Wealth

Your Premium Bonds are probably doing nothing for you – and the math proves it

Ryan Brothwell 3 min read
Your Premium Bonds are probably doing nothing for you – and the math proves it

For millions of UK savers, Premium Bonds have long represented a fun, low-risk way to stash cash with the dream of landing a life-changing £1 million prize.

Government-backed by National Savings & Investments (NS&I), they offer tax-free prizes instead of interest, with the allure of “you can’t lose your money” and the thrill of the monthly draw.

But new analysis by investment platform AJ Bell shows that if you’re holding less than £1,000 in Premium Bonds, as three-quarters of account holders do, your bonds are almost certainly earning you nothing at all.

Data obtained by AJ Bell through a Freedom of Information request shows that fewer than 1% of all prizes distributed between February 2025 and January 2026 went to accounts worth less than £1,000.

Even expanding the scope to holdings up to £10,000, only 6% of prizes landed in those accounts during the same 12-month period.

Meanwhile, holders with the maximum £50,000 balance scooped up a disproportionate 53% of all prizes awarded.

No accident

Premium Bonds function like a giant prize draw: each £1 bond gets one entry into the monthly draw, with odds currently at 22,000 to 1 per bond. This is worsening to 23,000 to 1 from April 2026.

The more bonds you hold, the more entries you have, and the better your statistical chance of winning something.

The data shows small holdings simply don’t generate enough entries to meaningfully participate in the prize pool.

Over 14 million Premium Bonds holders, nearly two-thirds of all accounts, have never won any prize, big or small. Among these perpetual non-winners, the average holding is just £128.91, up slightly from the previous year but still tiny.

“There will likely be many Premium Bond holders who believe the 3.3% represents a return on cash they hold in the accounts, but in reality it masks that most people will never win anything,” said Laura Suter, Director of Personal Finance at AJ Bell.

“The rate is also eclipsed by many other cash saving accounts currently on the market, and comes well under what someone might expect to make on their money if they were to invest it in the stock market for the long term,” she said.

Simple maths

The math gets even clearer over time. AJ Bell illustrated the opportunity cost: if someone had invested the average non-winning holding of £128.91 in a global index fund (like Fidelity Index World) 10 years ago, it would have grown by over 252%, turning into around £454.

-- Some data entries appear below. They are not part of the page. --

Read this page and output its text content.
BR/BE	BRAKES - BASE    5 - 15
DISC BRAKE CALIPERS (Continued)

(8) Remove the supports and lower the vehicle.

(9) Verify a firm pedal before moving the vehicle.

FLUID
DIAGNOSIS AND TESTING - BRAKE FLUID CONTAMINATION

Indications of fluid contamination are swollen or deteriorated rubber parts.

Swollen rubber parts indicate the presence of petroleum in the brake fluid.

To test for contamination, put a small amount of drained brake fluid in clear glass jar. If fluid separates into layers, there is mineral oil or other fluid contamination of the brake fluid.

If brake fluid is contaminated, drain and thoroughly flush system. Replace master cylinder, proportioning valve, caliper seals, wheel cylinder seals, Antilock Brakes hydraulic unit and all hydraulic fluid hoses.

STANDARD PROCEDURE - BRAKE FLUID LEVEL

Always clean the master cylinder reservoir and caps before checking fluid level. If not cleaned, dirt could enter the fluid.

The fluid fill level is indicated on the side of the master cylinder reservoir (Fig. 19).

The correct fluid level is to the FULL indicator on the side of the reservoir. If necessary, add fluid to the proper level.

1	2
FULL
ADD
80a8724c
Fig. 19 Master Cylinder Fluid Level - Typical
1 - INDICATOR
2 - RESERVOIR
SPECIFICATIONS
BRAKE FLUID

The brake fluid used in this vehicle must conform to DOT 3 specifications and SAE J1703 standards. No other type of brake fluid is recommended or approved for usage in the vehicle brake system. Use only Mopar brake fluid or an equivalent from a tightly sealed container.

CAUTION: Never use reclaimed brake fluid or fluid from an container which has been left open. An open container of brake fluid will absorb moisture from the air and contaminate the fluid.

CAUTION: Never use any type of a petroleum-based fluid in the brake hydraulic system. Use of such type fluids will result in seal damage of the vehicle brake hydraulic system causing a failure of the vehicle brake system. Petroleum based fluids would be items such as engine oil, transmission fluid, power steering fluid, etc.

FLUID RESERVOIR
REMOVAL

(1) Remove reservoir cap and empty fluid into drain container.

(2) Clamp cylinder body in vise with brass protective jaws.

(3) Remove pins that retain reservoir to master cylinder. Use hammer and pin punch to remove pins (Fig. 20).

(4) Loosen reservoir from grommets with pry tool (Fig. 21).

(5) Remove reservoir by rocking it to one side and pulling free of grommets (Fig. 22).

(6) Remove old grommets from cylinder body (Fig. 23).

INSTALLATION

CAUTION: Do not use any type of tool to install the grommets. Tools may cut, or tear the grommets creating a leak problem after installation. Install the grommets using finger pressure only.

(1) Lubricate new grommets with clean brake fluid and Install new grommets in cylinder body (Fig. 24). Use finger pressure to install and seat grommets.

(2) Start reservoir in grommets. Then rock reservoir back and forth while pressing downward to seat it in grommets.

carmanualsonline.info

By comparison, the same amount in Premium Bonds likely sat stagnant, with no prizes to show for it.

For £1,000 invested over the same period, the difference balloons to thousands in potential gains from investing versus near-zero from small-stake bonds.

As the prize fund rate falls and odds lengthen in April 2026, the product becomes even less competitive against straightforward high-interest savings options.